TOKYO, Dec 2 (Reuters) - Japanese shares rose on Monday by the most in a month after data showed China’s factory activity and domestic demand picked up, easing concern about the health of the world’s second-largest economy.
At 0150 GMT the Nikkei index was up 1.02% to 23,531.85, led by gains in the industrial sector and the consumer discretionary sector. So far this year the index is up 16.38%.
Japanese shares started brightly in reaction to government data released Friday that showed improvement in China’s vast manufacturing sector, suggesting Beijing’s stimulus measures are starting to support growth.
Shares extended gains after a separate survey of China’s manufacturing sector was revised up to show the fastest growth in almost three years, but an ongoing trade war between the United States and China remains a risk to the outlook.
There were 205 advancers on the Nikkei index against 18 decliners on Monday.
The largest percentage gainers in the index were electrical equipment makers GS Yuasa Corp up 3.57%, followed by Taiyo Yuden Co Ltd gaining 3.28% and Sumitomo Electric Industries Ltd up by 2.97%.
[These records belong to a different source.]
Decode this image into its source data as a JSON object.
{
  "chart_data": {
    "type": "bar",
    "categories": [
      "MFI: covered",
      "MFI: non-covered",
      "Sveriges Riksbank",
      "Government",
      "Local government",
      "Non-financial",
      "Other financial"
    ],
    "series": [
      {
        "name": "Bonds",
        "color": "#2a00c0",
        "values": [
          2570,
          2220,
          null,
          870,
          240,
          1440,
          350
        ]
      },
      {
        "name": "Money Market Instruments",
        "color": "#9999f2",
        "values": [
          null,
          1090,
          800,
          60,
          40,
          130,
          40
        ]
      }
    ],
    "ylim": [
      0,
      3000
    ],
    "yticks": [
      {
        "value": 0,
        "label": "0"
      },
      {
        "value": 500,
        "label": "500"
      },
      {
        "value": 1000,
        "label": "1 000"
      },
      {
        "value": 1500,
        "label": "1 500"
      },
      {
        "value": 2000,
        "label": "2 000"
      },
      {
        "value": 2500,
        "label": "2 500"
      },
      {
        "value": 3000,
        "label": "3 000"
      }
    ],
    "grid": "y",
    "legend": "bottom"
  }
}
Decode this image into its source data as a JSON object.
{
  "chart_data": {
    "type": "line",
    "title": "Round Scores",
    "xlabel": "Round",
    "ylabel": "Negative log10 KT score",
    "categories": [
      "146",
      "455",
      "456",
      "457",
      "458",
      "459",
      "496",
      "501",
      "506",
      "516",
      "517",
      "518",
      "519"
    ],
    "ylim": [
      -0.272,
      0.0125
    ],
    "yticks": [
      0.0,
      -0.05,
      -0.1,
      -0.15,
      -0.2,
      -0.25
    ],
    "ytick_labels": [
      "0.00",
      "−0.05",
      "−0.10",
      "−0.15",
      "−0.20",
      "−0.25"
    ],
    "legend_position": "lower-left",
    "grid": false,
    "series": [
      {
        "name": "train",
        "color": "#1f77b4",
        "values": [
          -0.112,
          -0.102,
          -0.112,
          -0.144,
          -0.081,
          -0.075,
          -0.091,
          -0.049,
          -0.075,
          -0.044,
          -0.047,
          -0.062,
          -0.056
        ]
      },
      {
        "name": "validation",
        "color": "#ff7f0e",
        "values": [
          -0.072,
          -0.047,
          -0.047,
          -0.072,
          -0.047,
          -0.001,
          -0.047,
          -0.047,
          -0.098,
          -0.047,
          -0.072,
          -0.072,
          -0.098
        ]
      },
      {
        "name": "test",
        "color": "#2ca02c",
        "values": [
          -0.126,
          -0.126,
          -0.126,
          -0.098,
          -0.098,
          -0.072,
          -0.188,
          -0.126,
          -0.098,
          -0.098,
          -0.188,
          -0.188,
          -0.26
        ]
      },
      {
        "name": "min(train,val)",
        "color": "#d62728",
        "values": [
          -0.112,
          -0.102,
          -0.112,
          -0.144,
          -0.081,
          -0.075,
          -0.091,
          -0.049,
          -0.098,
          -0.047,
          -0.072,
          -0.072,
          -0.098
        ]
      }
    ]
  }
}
The largest percentage losses in the index were power cable maker Fujikura Ltd down 2.12%, followed by oil refiner Idemitsu Kosan Co Ltd losing 1.47% and Suzuki Motor Corp down by 1.15%.
Some Japanese shares got a boost after reports of robust online sales in the United States on Black Friday last week, when companies offer discounts to mark the start of the year-end shopping season.
Japanese stocks also rose after the yen fell to a six-month low of 109.715 versus the dollar. A weaker yen inflates exporters’ earnings when repatriated from overseas.
The Topix index rose 0.88% on Monday to 1,714.30.